Warlord(107)
‘I am pleased that you will not be arrayed among the English knights who will oppose us when war does come, Sir Alan,’ said the Seigneur, with a wry grin. And I was glad too. Reuben had told me that I must rest for a good long time, to allow my body, and particularly my lungs, to fully recover. My wind was bad, and I knew that I would not be fit for campaigning this season, and for the first time in my life I felt a strange reluctance to don mail and ride into battle ever again. I was going home to England and to Goody. And that pleased me a very great deal.
It took us two weeks, Thomas and I, to ride to Calais, for we travelled slowly, making sure that we stayed somewhere warm every night for the sake of my lungs – a safe conduct from Bishop de Sully easing our path and commanding the finest hospitality at any religious house we visited. Matthew the student accompanied us on this journey. Since the death of Master Fulk, he and his friends had found other teachers, and we had enjoyed one more evening at the sign of the Cock before my departure, a brief affair, it must be said, for I was soon exhausted by the young men’s high spirits and begged off early to go to bed. Matthew had told me he had tired of Paris and wished to travel back to England, to Oxford, where he had heard there was a renowned new teacher of Philosophy that he wanted to study under. I believe, in truth, that he owed a good deal of money to some very unpleasant people in Paris, but I was content for Matthew to come with us on our journey north. He provided some youthful company for Thomas, for I was a morose and irritable companion. Even a few hours in the saddle wearied me, and though we three rode out each morning at dawn, by noon, as often as not, I had travelled as far as I wished to for one day. We lingered at Beauvais, Amiens and St Pol-sur-Ternoise, for a full day’s rest. At Calais, it took another three days to find a ship that would take us to Dover. But, at the beginning of April, the year of Our Lord eleven hundred and ninety-five, I was once again on English soil. We travelled up to London, and I paid a visit to the Temple on the western outskirts of the city, and redeemed my silver from the knights there when I presented the letter from the Paris Temple. My silver was delivered to me in small white linen sacks no bigger than my fist but each marked with a neat red cross on the side. The clerks at the Temple seemed to take it as a matter of course that I should walk into their precincts with a piece of parchment, and walk out with more than two pounds of bright metal. It was a marvellous system, to be sure, but I was glad once again to have specie about my person and – once I had unpacked it from the linen sacks, counted it and packed it into my broad leather money belt – to feel its comforting weight on my hips.

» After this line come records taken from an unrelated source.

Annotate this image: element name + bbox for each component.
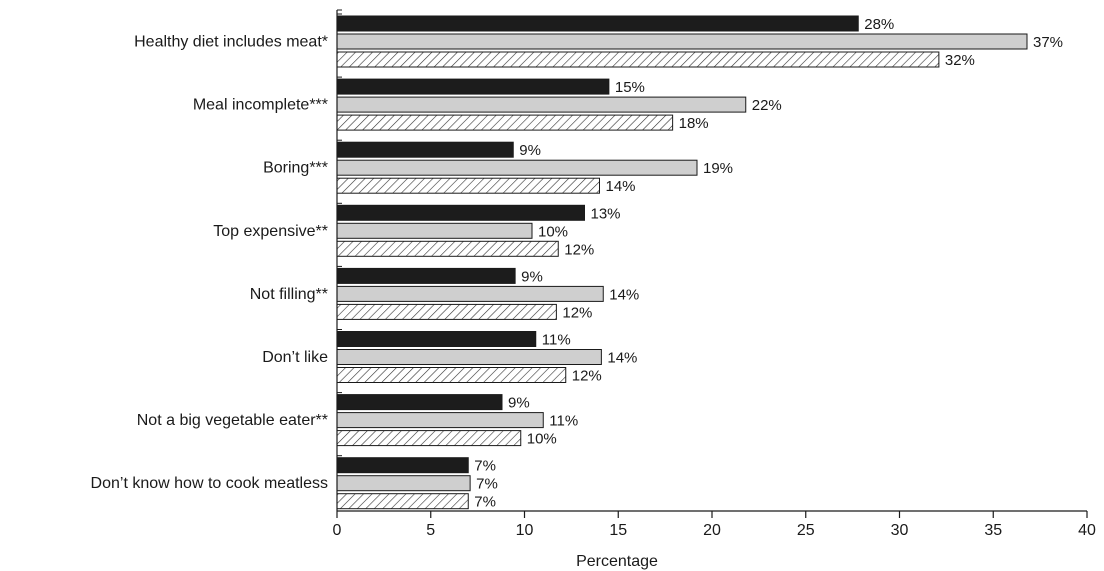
- data-label-3-7: 10%: [527, 431, 557, 448]
- data-label-3-8: 7%: [474, 494, 496, 511]
- bar-3-3: [336, 177, 600, 194]
- bar-1-7: [336, 394, 503, 411]
- bar-2-4: [336, 222, 533, 239]
- bar-3-1: [336, 51, 940, 68]
- x-tick-label-4: 15: [609, 522, 627, 539]
- data-label-2-2: 22%: [752, 97, 782, 114]
- data-label-1-2: 15%: [615, 79, 645, 96]
- category-label-1: Healthy diet includes meat*: [134, 34, 328, 51]
- data-label-1-7: 9%: [508, 395, 530, 412]
- data-label-2-4: 10%: [538, 223, 568, 240]
- category-label-7: Not a big vegetable eater**: [137, 412, 328, 429]
- data-label-1-3: 9%: [519, 142, 541, 159]
- data-label-3-1: 32%: [945, 52, 975, 69]
- bar-2-5: [336, 285, 604, 302]
- bar-3-2: [336, 114, 674, 131]
- category-label-6: Don’t like: [262, 349, 328, 366]
- bar-3-6: [336, 367, 567, 383]
- data-label-1-5: 9%: [521, 268, 543, 285]
- data-label-3-4: 12%: [564, 241, 594, 258]
- bar-2-7: [336, 412, 544, 429]
- data-label-2-3: 19%: [703, 160, 733, 177]
- data-label-2-1: 37%: [1033, 34, 1063, 51]
- bar-1-5: [336, 267, 516, 284]
- data-label-3-2: 18%: [679, 115, 709, 132]
- bar-2-1: [336, 33, 1028, 50]
- data-label-2-5: 14%: [609, 286, 639, 303]
- bar-3-7: [336, 430, 522, 447]
- category-label-8: Don’t know how to cook meatless: [91, 475, 328, 492]
- bar-2-3: [336, 159, 698, 176]
- bar-2-2: [336, 96, 747, 113]
- bar-1-8: [336, 457, 469, 474]
- data-label-2-6: 14%: [607, 350, 637, 367]
- data-label-2-7: 11%: [549, 413, 578, 430]
- x-tick-label-7: 30: [891, 522, 909, 539]
- bar-1-3: [336, 141, 514, 158]
- x-tick-label-1: 0: [333, 522, 342, 539]
- category-label-3: Boring***: [263, 160, 328, 177]
- data-label-1-4: 13%: [591, 205, 621, 222]
- bar-3-8: [336, 493, 469, 510]
- category-label-2: Meal incomplete***: [193, 97, 328, 114]
- x-tick-label-5: 20: [703, 522, 721, 539]
- x-tick-label-9: 40: [1078, 522, 1096, 539]
- bar-3-5: [336, 303, 557, 320]
- data-label-1-8: 7%: [474, 458, 496, 475]
- data-label-2-8: 7%: [476, 476, 498, 493]
- category-label-5: Not filling**: [250, 286, 328, 303]
- category-label-4: Top expensive**: [213, 223, 328, 240]
- data-label-1-1: 28%: [864, 16, 894, 33]
- data-label-3-3: 14%: [606, 178, 636, 195]
- x-tick-label-2: 5: [426, 522, 435, 539]
- x-tick-label-8: 35: [984, 522, 1002, 539]
- data-label-3-6: 12%: [572, 368, 602, 385]
- data-label-1-6: 11%: [542, 332, 571, 349]
- bar-1-4: [336, 204, 585, 221]
- x-tick-label-3: 10: [516, 522, 534, 539]
- bar-2-6: [336, 349, 602, 365]
- bar-2-8: [336, 475, 471, 492]
- plot-area: 28% 37% 32% Healthy diet includes meat* 15% 2…: [91, 9, 1096, 539]
- x-tick-label-6: 25: [797, 522, 815, 539]
- bar-1-2: [336, 78, 610, 95]
- x-axis-title: Percentage: [576, 553, 658, 570]
- bar-1-1: [336, 15, 859, 32]
- bar-1-6: [336, 331, 537, 347]
- bar-3-4: [336, 240, 559, 257]
- data-label-3-5: 12%: [562, 304, 592, 321]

We bade farewell to Matthew at St Albans, and while he took the road west to Aylesbury and on to Oxford, Thomas and I headed north. A week after that and Thomas and I rode through the open wooden gates of Westbury, in the county of Nottinghamshire, and I slipped out of the saddle and into the arms of my beloved.
Chapter Twenty
I had not seen Godifa, my betrothed, my fiery blonde darling, for almost a full year. And I found that she had changed a good deal in that time: I had left her a coltish girl, and returned to find her a beautiful full-grown woman. While I could still span her waist with my big hands, her hips and breasts had blossomed into soft curves. I took her into my arms and we kissed for a long, long while, our tongues intertwining like mating snakes, with a passion that made my head whirl and nearly cost me my self-control – I had it in my mind to drag her into her chamber and allow my lust free rein. But I did not: Goody was yet a maiden, and I’d sworn that she would be one until our wedding night.
I broke our honey-sweet embrace, held her in my arms, gazed into her lovely violet eyes. ‘Welcome home, my sweet love,’ she said, and I kissed her once more, briefly, on her soft lips before releasing her.
‘The weary warrior is home from the battlefield,’ said a warm voice with just a hint of Wales in its tones. It was my old friend Father Tuck, beaming at me from a round red-weathered face beneath the iron-grey smear of his tonsure.
I embraced him too, and then the tall, chestnut-haired woman standing beside him. Marie-Anne, Countess of Locksley, had put on a little weight, though she was still a lovely woman, and the reason for that slight increase in girth lay sleeping in her arms. ‘This is Miles,’ she said, filled with pride, and I peered at the bundle at her breast and saw a pair of unmistakable silver-grey eyes staring out at me with ferocious interest from a chubby pink face.
Beyond Marie-Anne and her baby, I saw the tall figure of Baldwin, my steward, standing by the door of the hall. He nodded a respectful greeting at me, but did not move; he was resting his hands on the shoulders of a dark-haired boy, who stood immediately in front of him: it was Hugh, Robin’s eldest son. And he stared at me without recognition, but with the curious gaze of any five-year-old.